Residents offer input on developing neglected Pompano Beach park

By Elizabeth Roberts, News Source @sunsentinel

Antwaun Moore looked from the mobile stage to the nighttime yoga, to canary yellow risers, to a proposed play area – and stopped. The 11-year-old Cresthaven Elementary School student’s face relaxed into a grin.

“Kids should come here more often,” he said, indicating why he favored that approach to transforming Pompano Beach’s Annie Gillis Park. “We have one park but it’s a little bit messed up. If we could have a park like that? With swings? It’s colorful and looks really exciting.”

But, as resident Velma Flowers pointed out, turnout was surprisingly light.

“If [food] doesn’t bring them out,” said Flowers, who volunteers with the Community Redevelopment Agency because she owns three businesses and two houses in its district, “I don’t think anything will.”
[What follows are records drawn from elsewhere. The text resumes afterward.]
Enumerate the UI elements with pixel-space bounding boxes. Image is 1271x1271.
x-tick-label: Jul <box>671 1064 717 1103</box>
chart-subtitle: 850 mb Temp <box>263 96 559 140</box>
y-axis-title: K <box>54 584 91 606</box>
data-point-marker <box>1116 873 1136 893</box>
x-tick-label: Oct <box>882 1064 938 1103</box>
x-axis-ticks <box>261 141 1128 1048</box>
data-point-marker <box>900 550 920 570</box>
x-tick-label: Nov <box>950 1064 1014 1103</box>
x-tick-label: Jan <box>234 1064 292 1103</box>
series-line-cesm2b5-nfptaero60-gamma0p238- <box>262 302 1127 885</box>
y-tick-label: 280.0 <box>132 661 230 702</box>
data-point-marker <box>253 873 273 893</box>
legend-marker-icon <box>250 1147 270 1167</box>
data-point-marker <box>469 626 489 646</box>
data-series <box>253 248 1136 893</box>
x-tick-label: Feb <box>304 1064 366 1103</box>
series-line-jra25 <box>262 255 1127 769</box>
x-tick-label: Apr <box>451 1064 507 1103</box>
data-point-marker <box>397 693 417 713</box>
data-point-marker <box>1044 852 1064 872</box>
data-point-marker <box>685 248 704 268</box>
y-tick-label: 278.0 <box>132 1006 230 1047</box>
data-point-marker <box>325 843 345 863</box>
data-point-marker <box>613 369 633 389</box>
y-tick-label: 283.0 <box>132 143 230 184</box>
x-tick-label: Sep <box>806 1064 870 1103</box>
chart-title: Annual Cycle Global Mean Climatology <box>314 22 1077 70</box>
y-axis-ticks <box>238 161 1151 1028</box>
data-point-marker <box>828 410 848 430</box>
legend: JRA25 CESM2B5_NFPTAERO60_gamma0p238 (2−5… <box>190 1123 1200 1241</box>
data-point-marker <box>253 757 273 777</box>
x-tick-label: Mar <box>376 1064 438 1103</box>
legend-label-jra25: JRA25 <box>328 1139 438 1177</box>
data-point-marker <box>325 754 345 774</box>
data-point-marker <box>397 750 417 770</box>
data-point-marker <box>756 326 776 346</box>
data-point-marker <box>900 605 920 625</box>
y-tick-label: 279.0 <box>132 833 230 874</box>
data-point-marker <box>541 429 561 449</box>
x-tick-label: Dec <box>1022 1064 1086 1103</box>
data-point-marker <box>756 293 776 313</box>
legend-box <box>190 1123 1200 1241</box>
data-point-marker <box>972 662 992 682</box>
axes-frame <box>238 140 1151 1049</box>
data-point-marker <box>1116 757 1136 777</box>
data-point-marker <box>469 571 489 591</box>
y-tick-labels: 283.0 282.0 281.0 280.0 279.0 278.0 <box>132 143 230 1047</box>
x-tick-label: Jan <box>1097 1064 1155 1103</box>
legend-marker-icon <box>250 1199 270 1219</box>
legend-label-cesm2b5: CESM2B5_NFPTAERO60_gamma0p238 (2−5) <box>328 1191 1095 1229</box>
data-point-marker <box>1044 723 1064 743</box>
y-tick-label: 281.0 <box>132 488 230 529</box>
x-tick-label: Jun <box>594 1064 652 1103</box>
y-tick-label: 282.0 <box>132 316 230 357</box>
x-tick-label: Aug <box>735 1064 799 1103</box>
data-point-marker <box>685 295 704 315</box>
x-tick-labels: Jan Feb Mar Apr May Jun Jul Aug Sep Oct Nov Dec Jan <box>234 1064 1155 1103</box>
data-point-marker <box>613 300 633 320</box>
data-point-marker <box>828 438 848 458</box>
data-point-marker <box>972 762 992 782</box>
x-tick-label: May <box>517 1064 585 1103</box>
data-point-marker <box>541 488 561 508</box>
Still, those who came brought ideas.

“There are a lot of kids in this area,” explained Tasha Wilson, who lives adjacent to the park, “and nobody watches them … it’s safer without the [proposed] play equipment.”

Linda Hunter, a 41-year-resident of Pompano Beach, felt otherwise about the proposed additions. “I like the shade — and the play structure, but not the concert stage,” she said. “And I’d like to see that happen as soon as possible.”

Jackie Dawson has lived near the park for three decades. Whatever goes there, she looks forward to its revival.

“They used to have little concerts here,” she said.